Some organizations have invested in data centers seeing them as a kind of commercial real estate with very large returns. Limbuwala pointed out that they also had high costs, with a “reinvestment time” before new investment is needed, of 10 years, about half that of mainstream commercial property.
Some exceptions
Despite this gloomy picture, there are some telcos which are apparently exceptions to this trend. Japan’s NTT has a thriving data center subsidiary, which has absorbed RagingWire in the US, NetMagic in Asia, e-shelter and Gyron in Europe, and is in the process of forming them into a single coherent unit.
However, NTT is an exception, and operates its data centers at arm’s length. RagingWire CEO Doug Adams contrasts its approach with that of US telcos like Verizon and AT&T: “[The US telcos] were very short-sighted, very quarterly focused,” he said in a DCD interview earlier in 2019.

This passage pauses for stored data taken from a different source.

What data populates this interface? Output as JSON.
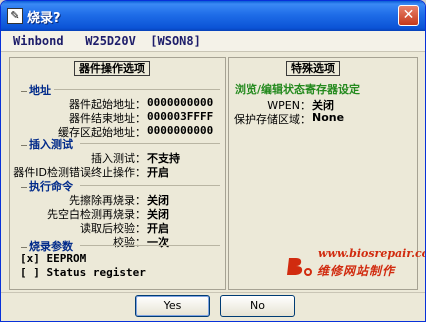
{
  "window": {
    "title": "烧录?",
    "close_glyph": "✕"
  },
  "device": {
    "name": "Winbond   W25D20V  [WSON8]"
  },
  "left_panel": {
    "title": "器件操作选项",
    "sections": {
      "address": {
        "label": "地址",
        "rows": [
          {
            "key": "器件起始地址：",
            "value": "0000000000"
          },
          {
            "key": "器件结束地址：",
            "value": "000003FFFF"
          },
          {
            "key": "缓存区起始地址：",
            "value": "0000000000"
          }
        ]
      },
      "insert_test": {
        "label": "插入测试",
        "rows": [
          {
            "key": "插入测试：",
            "value": "不支持"
          },
          {
            "key": "器件ID检测错误终止操作：",
            "value": "开启"
          }
        ]
      },
      "exec_cmd": {
        "label": "执行命令",
        "rows": [
          {
            "key": "先擦除再烧录：",
            "value": "关闭"
          },
          {
            "key": "先空白检测再烧录：",
            "value": "关闭"
          },
          {
            "key": "读取后校验：",
            "value": "开启"
          },
          {
            "key": "校验：",
            "value": "一次"
          }
        ]
      },
      "burn_params": {
        "label": "烧录参数",
        "checks": [
          {
            "box": "[x]",
            "label": "EEPROM"
          },
          {
            "box": "[ ]",
            "label": "Status register"
          }
        ]
      }
    }
  },
  "right_panel": {
    "title": "特殊选项",
    "subtitle": "浏览/编辑状态寄存器设定",
    "rows": [
      {
        "key": "WPEN：",
        "value": "关闭"
      },
      {
        "key": "保护存储区域：",
        "value": "None"
      }
    ]
  },
  "watermark": {
    "url": "www.biosrepair.com",
    "text": "维修网站制作"
  },
  "buttons": {
    "yes": "Yes",
    "no": "No"
  },
  "colors": {
    "title_bar": "#1f6de8",
    "section_label": "#002a8a",
    "green_heading": "#248a1e",
    "watermark": "#d12b0f"
  }
}
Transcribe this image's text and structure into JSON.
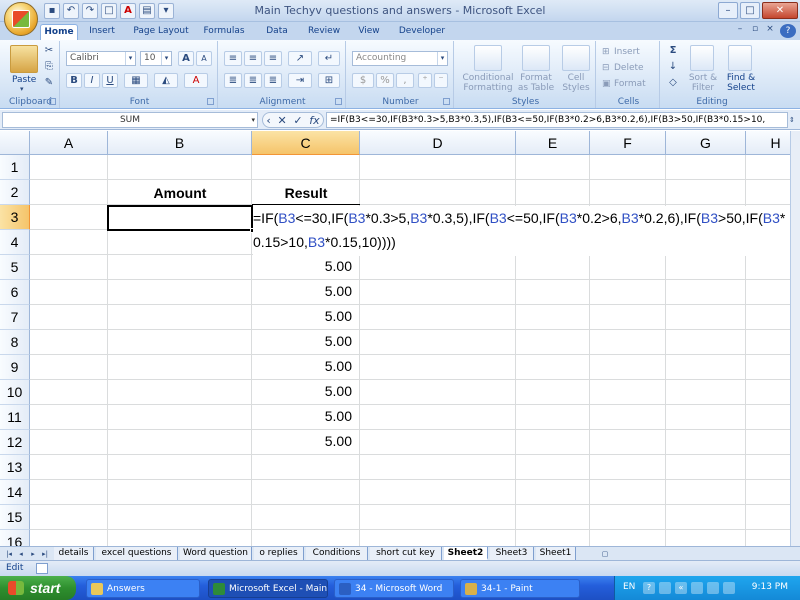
{
  "window": {
    "title": "Main Techyv questions and answers - Microsoft Excel"
  },
  "ribbon_tabs": [
    "Home",
    "Insert",
    "Page Layout",
    "Formulas",
    "Data",
    "Review",
    "View",
    "Developer"
  ],
  "ribbon": {
    "clipboard": {
      "label": "Clipboard",
      "paste": "Paste"
    },
    "font": {
      "label": "Font",
      "family": "Calibri",
      "size": "10"
    },
    "alignment": {
      "label": "Alignment"
    },
    "number": {
      "label": "Number",
      "format": "Accounting"
    },
    "styles": {
      "label": "Styles",
      "conditional": "Conditional\nFormatting",
      "format_table": "Format\nas Table",
      "cell_styles": "Cell\nStyles"
    },
    "cells": {
      "label": "Cells",
      "insert": "Insert",
      "delete": "Delete",
      "format": "Format"
    },
    "editing": {
      "label": "Editing",
      "sort": "Sort &\nFilter",
      "find": "Find &\nSelect"
    }
  },
  "formula_bar": {
    "name_box": "SUM",
    "formula": "=IF(B3<=30,IF(B3*0.3>5,B3*0.3,5),IF(B3<=50,IF(B3*0.2>6,B3*0.2,6),IF(B3>50,IF(B3*0.15>10,"
  },
  "columns": [
    "A",
    "B",
    "C",
    "D",
    "E",
    "F",
    "G",
    "H"
  ],
  "rows": [
    "1",
    "2",
    "3",
    "4",
    "5",
    "6",
    "7",
    "8",
    "9",
    "10",
    "11",
    "12",
    "13",
    "14",
    "15",
    "16"
  ],
  "cells": {
    "B2": "Amount",
    "C2": "Result",
    "results": [
      "5.00",
      "5.00",
      "5.00",
      "5.00",
      "5.00",
      "5.00",
      "5.00",
      "5.00"
    ]
  },
  "edit_overlay": {
    "line1_prefix": "=IF(",
    "line1": [
      {
        "t": "B3",
        "r": true
      },
      {
        "t": "<=30,IF(",
        "r": false
      },
      {
        "t": "B3",
        "r": true
      },
      {
        "t": "*0.3>5,",
        "r": false
      },
      {
        "t": "B3",
        "r": true
      },
      {
        "t": "*0.3,5),IF(",
        "r": false
      },
      {
        "t": "B3",
        "r": true
      },
      {
        "t": "<=50,IF(",
        "r": false
      },
      {
        "t": "B3",
        "r": true
      },
      {
        "t": "*0.2>6,",
        "r": false
      },
      {
        "t": "B3",
        "r": true
      },
      {
        "t": "*0.2,6),IF(",
        "r": false
      },
      {
        "t": "B3",
        "r": true
      },
      {
        "t": ">50,IF(",
        "r": false
      },
      {
        "t": "B3",
        "r": true
      },
      {
        "t": "*",
        "r": false
      }
    ],
    "line2": [
      {
        "t": "0.15>10,",
        "r": false
      },
      {
        "t": "B3",
        "r": true
      },
      {
        "t": "*0.15,10))))",
        "r": false
      }
    ]
  },
  "sheet_tabs": [
    "details",
    "excel questions",
    "Word question",
    "o replies",
    "Conditions",
    "short cut key",
    "Sheet2",
    "Sheet3",
    "Sheet1"
  ],
  "active_sheet": "Sheet2",
  "status": {
    "mode": "Edit"
  },
  "taskbar": {
    "start": "start",
    "buttons": [
      "Answers",
      "Microsoft Excel - Main...",
      "34 - Microsoft Word",
      "34-1 - Paint"
    ],
    "active": "Microsoft Excel - Main...",
    "lang": "EN",
    "clock": "9:13 PM"
  }
}
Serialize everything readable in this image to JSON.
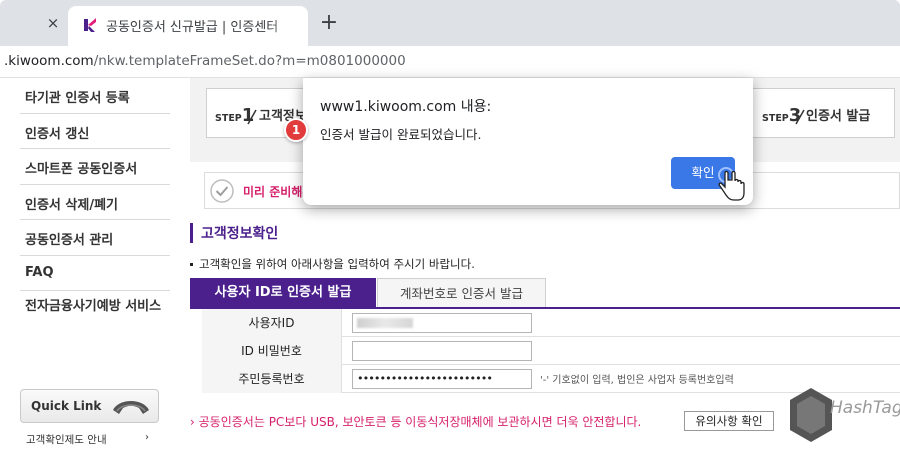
{
  "browser": {
    "tab_title": "공동인증서 신규발급 | 인증센터",
    "url_host": ".kiwoom.com",
    "url_path": "/nkw.templateFrameSet.do?m=m0801000000",
    "new_tab_symbol": "+",
    "close_symbol": "×"
  },
  "sidebar": {
    "items": [
      {
        "label": "타기관 인증서 등록"
      },
      {
        "label": "인증서 갱신"
      },
      {
        "label": "스마트폰 공동인증서"
      },
      {
        "label": "인증서 삭제/폐기"
      },
      {
        "label": "공동인증서 관리"
      },
      {
        "label": "FAQ"
      },
      {
        "label": "전자금융사기예방 서비스"
      }
    ],
    "quick_link": "Quick Link",
    "quick_sub": "고객확인제도 안내",
    "quick_sub_arrow": "›"
  },
  "steps": {
    "step1_prefix": "STEP",
    "step1_num": "1",
    "step1_label": "고객정보",
    "step3_prefix": "STEP",
    "step3_num": "3",
    "step3_label": "인증서 발급"
  },
  "notice": {
    "text": "미리 준비해주"
  },
  "section": {
    "title": "고객정보확인",
    "desc": "고객확인을 위하여 아래사항을 입력하여 주시기 바랍니다."
  },
  "tabs": {
    "active": "사용자 ID로 인증서 발급",
    "inactive": "계좌번호로 인증서 발급"
  },
  "form": {
    "rows": [
      {
        "label": "사용자ID",
        "value": ""
      },
      {
        "label": "ID 비밀번호",
        "value": ""
      },
      {
        "label": "주민등록번호",
        "value": "••••••••••••••••••••••••",
        "hint": "'-' 기호없이 입력, 법인은 사업자 등록번호입력"
      }
    ]
  },
  "warning": {
    "text": "공동인증서는 PC보다 USB, 보안토큰 등 이동식저장매체에 보관하시면 더욱 안전합니다.",
    "arrow": "›",
    "button": "유의사항 확인"
  },
  "watermark": {
    "text": "HashTag"
  },
  "dialog": {
    "title": "www1.kiwoom.com 내용:",
    "message": "인증서 발급이 완료되었습니다.",
    "ok_button": "확인",
    "badge": "1"
  },
  "colors": {
    "brand_purple": "#4b1f8c",
    "accent_pink": "#d6206b",
    "dialog_button": "#3b78e7",
    "badge_red": "#e23b3b"
  }
}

“They were getting their tushes handed to them by the Equinixes, Digitals and RagingWires of the world, and they backed out. I think NTT was extraordinarily intelligent for doubling down on this business.”
Whether it is standalone data center firms, or subsidiaries like NTT Data Centers operating independently, Bandinelli believes that the world is shifting towards pure-play data center providers that are able to meet market requirements and provide competent technicians at a lower cost.